Adapun, faktor yang mendorong keputusan pembelian kendaraan di Indonesia masih didominasi oleh kualitas produk (68 persen), diikuti faktor performa kendaraan (66 perse)dan berikutnya harga (54 persen). Sementara itu, media sosial dan ulasan influencer menjadi sumber informasi paling berpengaruh dengan tingkat kepercayaan mencapai 62 persen, tertinggi di kawasan.
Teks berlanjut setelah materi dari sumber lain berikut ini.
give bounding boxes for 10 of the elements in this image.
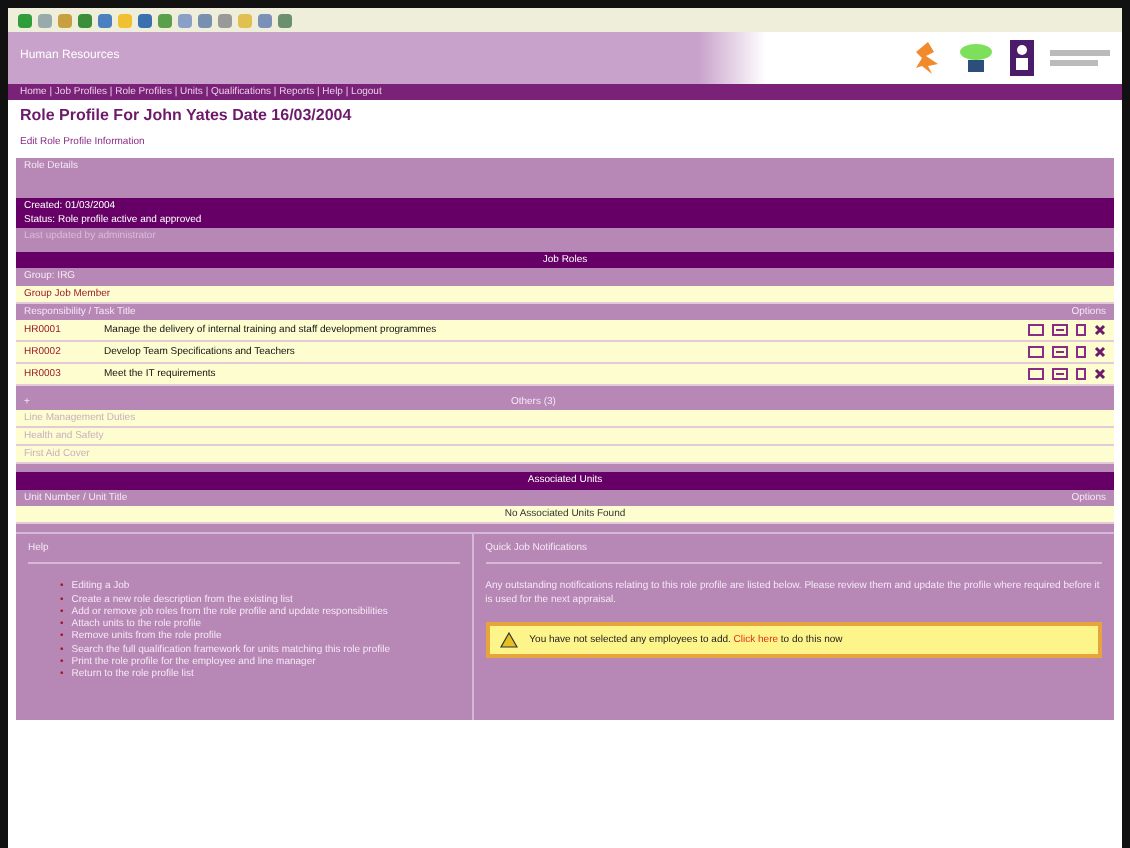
- person-logo-icon: [1010, 40, 1034, 76]
- delete-icon[interactable]: [1094, 324, 1106, 336]
- text-logo-icon: [1050, 48, 1110, 68]
- delete-icon[interactable]: [1094, 346, 1106, 358]
- view-icon[interactable]: [1052, 346, 1068, 358]
- delete-icon[interactable]: [1094, 368, 1106, 380]
- view-icon[interactable]: [1052, 324, 1068, 336]
- page-title: Role Profile For John Yates Date 16/03/2004: [18, 104, 354, 128]
- view-icon[interactable]: [1052, 368, 1068, 380]
- warning-icon: [499, 631, 518, 648]
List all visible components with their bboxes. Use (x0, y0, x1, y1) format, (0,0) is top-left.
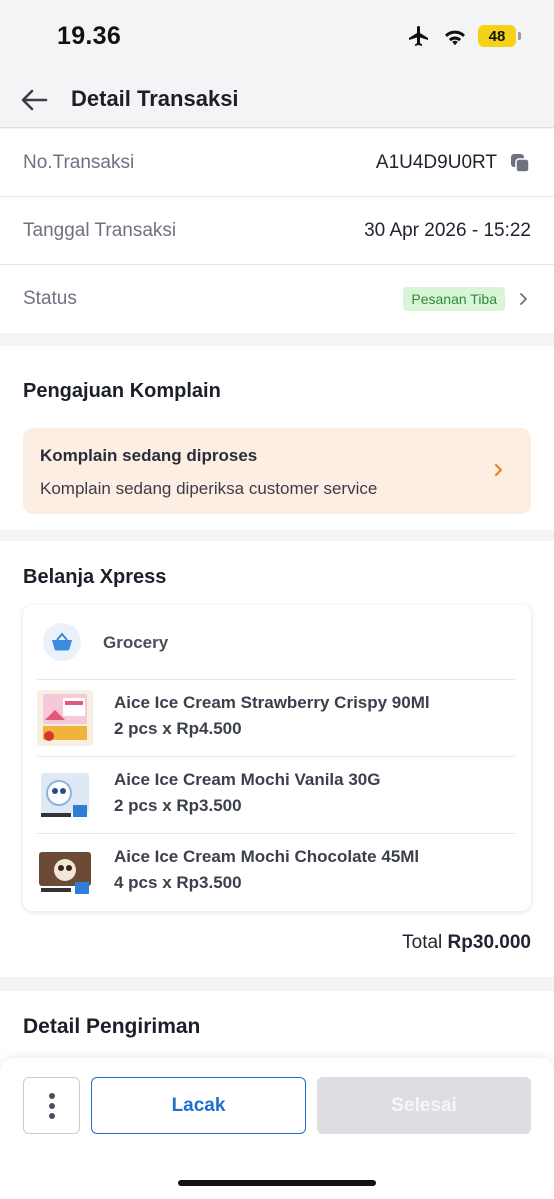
complaint-section-title: Pengajuan Komplain (23, 380, 221, 402)
product-quantity: 2 pcs x Rp3.500 (114, 796, 242, 815)
product-image (37, 767, 93, 823)
total-label: Total (402, 932, 443, 953)
battery-indicator: 48 (478, 25, 521, 47)
product-name: Aice Ice Cream Mochi Chocolate 45Ml (114, 847, 420, 866)
category-name: Grocery (103, 633, 169, 652)
order-item: Aice Ice Cream Mochi Chocolate 45Ml 4 pc… (37, 833, 515, 909)
product-name: Aice Ice Cream Mochi Vanila 30G (114, 770, 381, 789)
bottom-action-bar: Lacak Selesai (0, 1058, 554, 1199)
status-label: Status (23, 288, 77, 309)
basket-icon (43, 623, 81, 661)
grocery-card: Grocery Aice Ice Cream Strawberry Crispy… (23, 605, 531, 911)
app-header: Detail Transaksi (0, 72, 554, 128)
track-button[interactable]: Lacak (91, 1077, 306, 1134)
order-item: Aice Ice Cream Strawberry Crispy 90Ml 2 … (37, 679, 515, 755)
order-section: Belanja Xpress Grocery Aice Ice Cream St… (0, 541, 554, 977)
product-image (37, 844, 93, 900)
status-row[interactable]: Status Pesanan Tiba (0, 265, 554, 333)
chevron-right-icon[interactable] (493, 462, 505, 478)
airplane-icon (409, 26, 428, 46)
home-indicator (178, 1180, 376, 1186)
transaction-date-value: 30 Apr 2026 - 15:22 (364, 219, 531, 241)
transaction-number-row: No.Transaksi A1U4D9U0RT (0, 129, 554, 197)
clock: 19.36 (57, 22, 122, 50)
transaction-number-label: No.Transaksi (23, 151, 135, 173)
transaction-info: No.Transaksi A1U4D9U0RT Tanggal Transaks… (0, 129, 554, 333)
wifi-icon (445, 30, 465, 46)
status-bar: 19.36 48 (0, 0, 554, 72)
back-arrow-icon[interactable] (18, 84, 50, 116)
product-quantity: 4 pcs x Rp3.500 (114, 873, 242, 892)
more-vertical-icon (48, 1092, 55, 1119)
status-badge: Pesanan Tiba (403, 287, 505, 311)
complaint-title: Komplain sedang diproses (40, 446, 258, 465)
page-title: Detail Transaksi (71, 86, 239, 111)
transaction-date-row: Tanggal Transaksi 30 Apr 2026 - 15:22 (0, 197, 554, 265)
product-name: Aice Ice Cream Strawberry Crispy 90Ml (114, 693, 430, 712)
chevron-right-icon[interactable] (517, 292, 531, 306)
shipping-section-title: Detail Pengiriman (23, 1015, 201, 1038)
more-options-button[interactable] (23, 1077, 80, 1134)
complete-button[interactable]: Selesai (317, 1077, 531, 1134)
complaint-card[interactable]: Komplain sedang diproses Komplain sedang… (23, 428, 531, 514)
status-icons: 48 (406, 24, 521, 48)
order-total: Total Rp30.000 (402, 932, 531, 954)
complaint-description: Komplain sedang diperiksa customer servi… (40, 479, 378, 498)
copy-icon[interactable] (509, 152, 531, 174)
transaction-number-value: A1U4D9U0RT (375, 151, 497, 173)
transaction-date-label: Tanggal Transaksi (23, 219, 177, 241)
order-item: Aice Ice Cream Mochi Vanila 30G 2 pcs x … (37, 756, 515, 832)
product-image (37, 690, 93, 746)
order-section-title: Belanja Xpress (23, 566, 167, 588)
total-value: Rp30.000 (447, 932, 531, 953)
product-quantity: 2 pcs x Rp4.500 (114, 719, 242, 738)
complaint-section: Pengajuan Komplain Komplain sedang dipro… (0, 346, 554, 530)
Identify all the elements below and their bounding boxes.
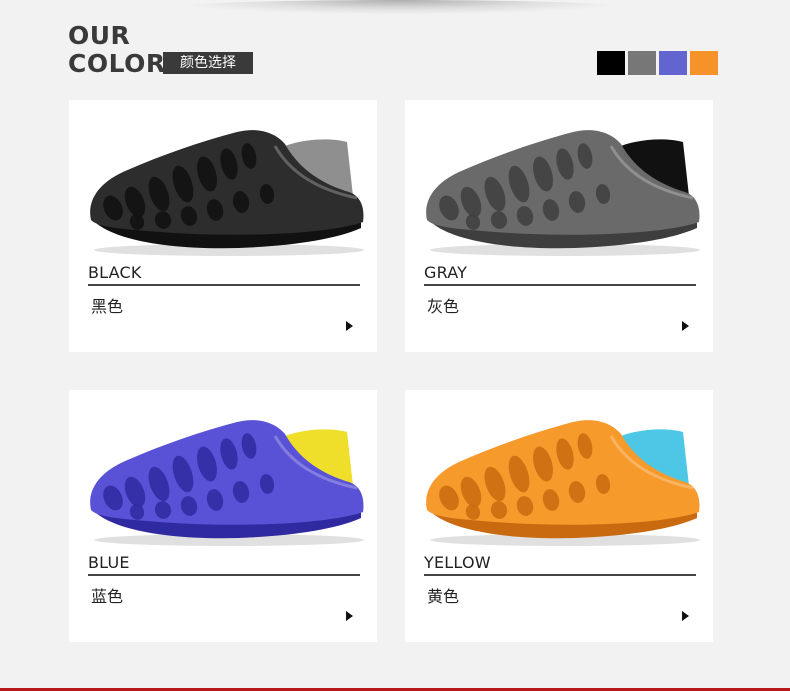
section-title: OUR COLOR bbox=[68, 22, 166, 78]
color-name-cn: 黄色 bbox=[427, 587, 460, 606]
color-card-yellow[interactable]: YELLOW 黄色 bbox=[405, 390, 713, 642]
color-name-cn: 蓝色 bbox=[91, 587, 124, 606]
swatch-orange[interactable] bbox=[690, 51, 718, 75]
divider bbox=[424, 574, 696, 576]
color-swatches bbox=[597, 51, 718, 75]
swatch-black[interactable] bbox=[597, 51, 625, 75]
shoe-image bbox=[90, 420, 364, 546]
color-select-badge: 颜色选择 bbox=[163, 52, 253, 74]
color-name-en: BLUE bbox=[88, 553, 130, 572]
arrow-right-icon[interactable] bbox=[346, 321, 353, 331]
color-name-cn: 黑色 bbox=[91, 297, 124, 316]
arrow-right-icon[interactable] bbox=[682, 611, 689, 621]
color-card-black[interactable]: BLACK 黑色 bbox=[69, 100, 377, 352]
shoe-image bbox=[426, 130, 700, 256]
color-card-gray[interactable]: GRAY 灰色 bbox=[405, 100, 713, 352]
divider bbox=[424, 284, 696, 286]
color-card-blue[interactable]: BLUE 蓝色 bbox=[69, 390, 377, 642]
top-shadow bbox=[180, 0, 620, 14]
title-line-2: COLOR bbox=[68, 49, 166, 78]
swatch-gray[interactable] bbox=[628, 51, 656, 75]
title-line-1: OUR bbox=[68, 21, 131, 50]
shoe-image bbox=[426, 420, 700, 546]
divider bbox=[88, 284, 360, 286]
color-name-en: GRAY bbox=[424, 263, 468, 282]
arrow-right-icon[interactable] bbox=[682, 321, 689, 331]
divider bbox=[88, 574, 360, 576]
color-name-en: BLACK bbox=[88, 263, 142, 282]
arrow-right-icon[interactable] bbox=[346, 611, 353, 621]
color-name-en: YELLOW bbox=[424, 553, 491, 572]
shoe-image bbox=[90, 130, 364, 256]
color-name-cn: 灰色 bbox=[427, 297, 460, 316]
swatch-blue[interactable] bbox=[659, 51, 687, 75]
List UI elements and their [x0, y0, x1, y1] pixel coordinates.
Selain elektrifikasi, Deloitte melihat peluang pertumbuhan datang dari kendaraan berbasis perangkat lunak atau software-defined vehicle (SDV).
Sebanyak 81 persen responden Indonesia menilai teknologi tersebut bermanfaat, tertinggi di Asia Tenggara. Adapun, 78 persen responden berminat menggunakan fitur personalisasi berbasis kecerdasan buatan (AI), seperti pengaturan otomatis suhu kabin, posisi kursi, hingga pencahayaan kendaraan.
Kesediaan konsumen membayar layanan digital kendaraan juga relatif tinggi. Sebanyak 90 persen responden bersedia membayar fitur pelacakan anti-pencurian, disusul layanan bantuan darurat (85 persen), laporan kondisi kendaraan (81 persen), serta fitur deteksi otomatis kendaraan dan pejalan kaki (76 persen).
Consumer Industry Leader Deloitte Indonesia Roy David Kiantiong mengatakan keberhasilan produsen otomotif di Indonesia tidak lagi hanya bergantung pada produk, tetapi juga kemampuan membangun ekosistem kendaraan listrik dan pengalaman digital yang menyeluruh.
"Produsen yang mampu menghadirkan ekosistem pengisian daya, layanan digital, serta pengalaman kepemilikan yang terintegrasi akan memiliki posisi paling kuat untuk memenangkan pasar otomotif Indonesia," ujarnya.